Given the constant matrix \begin{bmatrix}-3&4&-2\\1&0&1\\6&-6&5\end{bmatrix} find the fundamental matrix.
After, finding the corresponding eigenvalues which are $\lambda$ = 2,1,&-1, when trying to find the eigenvector for $\lambda$=2, I end up with the matrix
\begin{bmatrix}-5&4&-2\\1&-2&1\\6&-6&3\end{bmatrix}, then after trying to find the corresponding eigenvector I end up with u=(0,1,2), which I obtained from the reduced matrix
\begin{bmatrix} 1&0&0\\0&1&-.5\\0&0&0\end{bmatrix}
what does the final matrix imply? Does it mean that x=0, y=free parameter and z=2y, i.e. if y=1, then x=0 and z=2y?

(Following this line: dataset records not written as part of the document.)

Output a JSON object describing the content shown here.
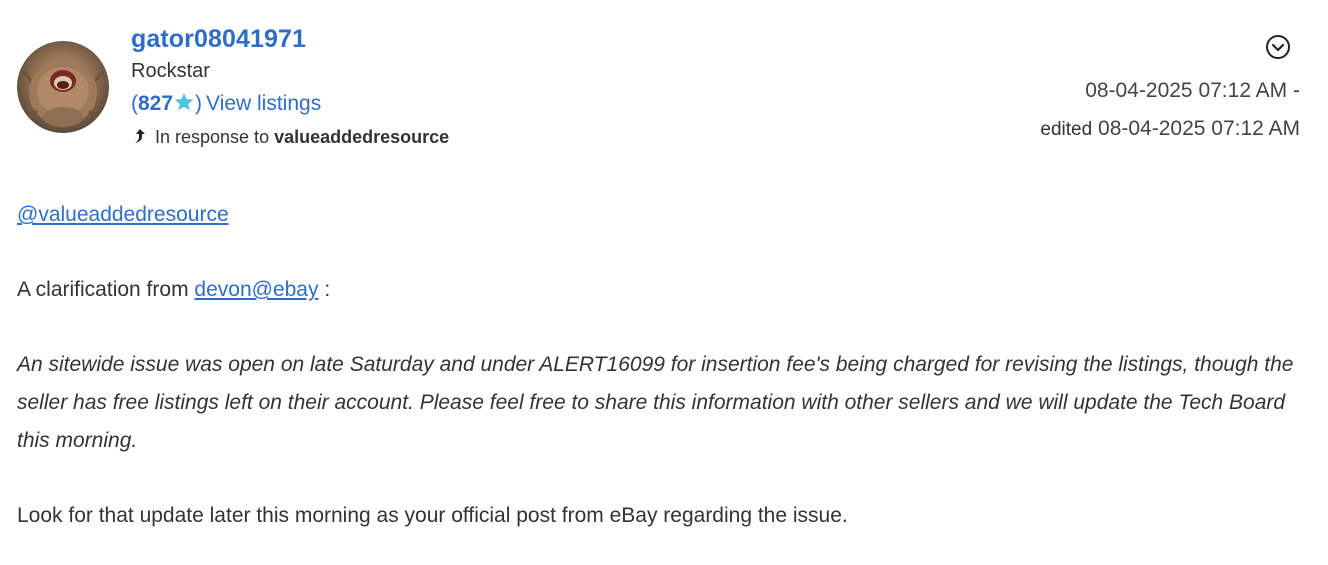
{
  "author": {
    "username": "gator08041971",
    "rank": "Rockstar",
    "feedback_open": "(",
    "feedback_score": "827",
    "feedback_close": ")",
    "view_listings": "View listings",
    "in_response_label": "In response to",
    "in_response_to": "valueaddedresource",
    "avatar_icon": "avatar-image"
  },
  "timestamps": {
    "posted": "08-04-2025 07:12 AM -",
    "edited_label": "edited",
    "edited": "08-04-2025 07:12 AM"
  },
  "post": {
    "mention": "@valueaddedresource",
    "clarify_prefix": "A clarification from",
    "clarify_link": "devon@ebay",
    "clarify_suffix": " :",
    "quote": "An sitewide issue was open on late Saturday and under ALERT16099 for insertion fee's being charged for revising the listings, though the seller has free listings left on their account. Please feel free to share this information with other sellers and we will update the Tech Board this morning.",
    "closing": "Look for that update later this morning as your official post from eBay regarding the issue."
  },
  "colors": {
    "link": "#2e6ec9",
    "text": "#333333",
    "star": "#4ec3e0"
  },
  "icons": {
    "menu": "chevron-down-circle-icon",
    "reply": "reply-arrow-icon",
    "star": "star-icon"
  }
}
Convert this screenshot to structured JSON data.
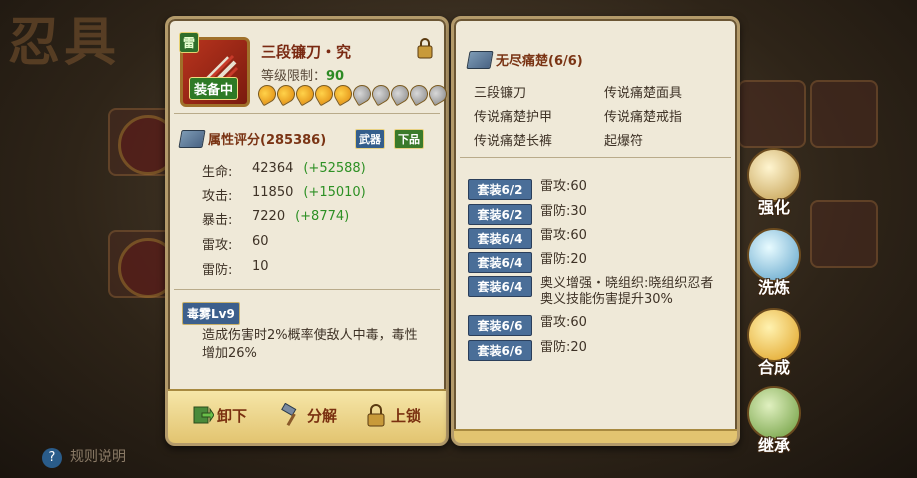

yes, the matrix $$\begin{bmatrix} 1&0&0\\0&1&-.5\\0&0&0\end{bmatrix} \times \begin{bmatrix} 0\\y\\2y\end{bmatrix}= \begin{bmatrix} 0\\0\\0\end{bmatrix} $$
That is the eigenvector has the form $(0,y, 2y)$ as you indicated.
Now you need to find other eigenvectors and find the fundamental solution.